Samples from studies using metabarcoding for aquatic protist studies

Phytoplankton diversity and ecology through the lens of high throughput sequencing technologies


Metabarcoding or high-throughput sequencing of a specific genetic marker is a powerful technique, widely used today, to analyze biodiversity across distinct environments and taxonomic groups. Plankton ecologists have benefited tremendously from the growing accumulation of metabarcoding studies. Novel biogeographic patterns have been established for cyanobacteria and microbial eukaryotes by the analysis of datasets from the Tara Oceans and Ocean Sampling Day projects. Novel lineages without cultured representatives have been uncovered.

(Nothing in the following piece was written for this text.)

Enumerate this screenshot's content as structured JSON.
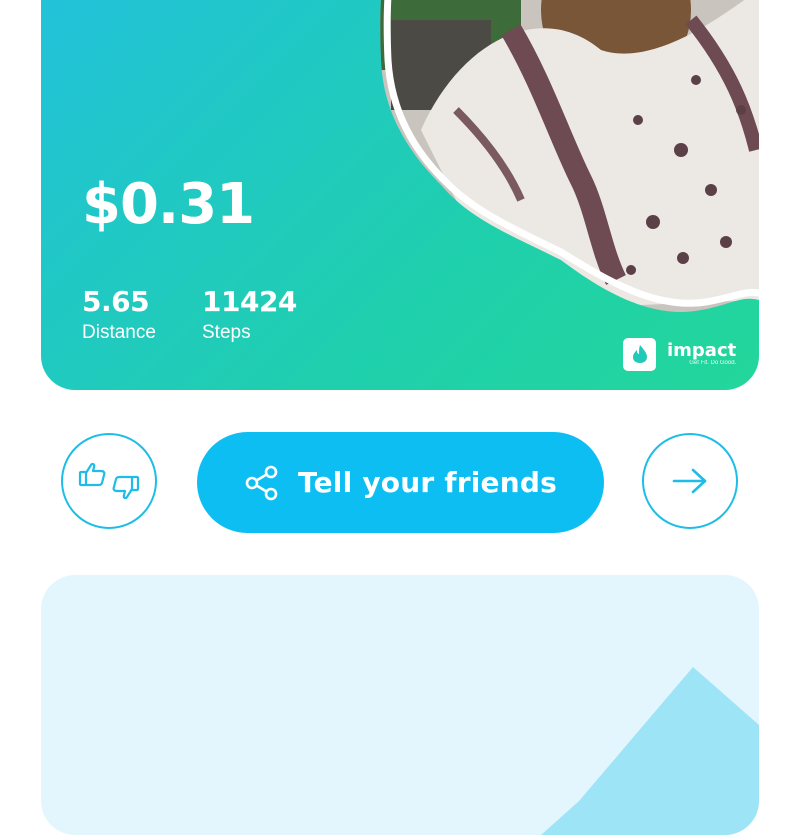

This chapter begins by going back to Carl Woese and George Fox who were the first to define the concept of “molecular marker”. We then detail the different steps and choices that are involved in designing, performing and analysing a metabarcoding study. We are using a compilation of about 250 metabarcoding studies to present the major trends in terms of gene markers used and environments probed. We are then focusing on specific habitats and processes that have benefited from metabarcoding: the study of polar ecosystems, the functioning of the marine biological carbon pump, predator-prey interactions, and picoeukaryotic phytoplankton in highly urbanized lakes. An alternative approach to metabarcoding developed for marine picocyanobacteria is also briefly discussed. Finally, we offer some perspectives on emerging trends such as the use of metabarcodes combined with supervised machine learning for bio-monitoring, the link between metabarcoding and functional diversity in trait-based studies and the massive sequencing of long DNA fragments

In: Clementson, L., Eriksen, R., Willis, A. (Eds.), Advances in Phytoplankton Ecology. Applications of emerging technologies, Elsevier, pp. 353-413.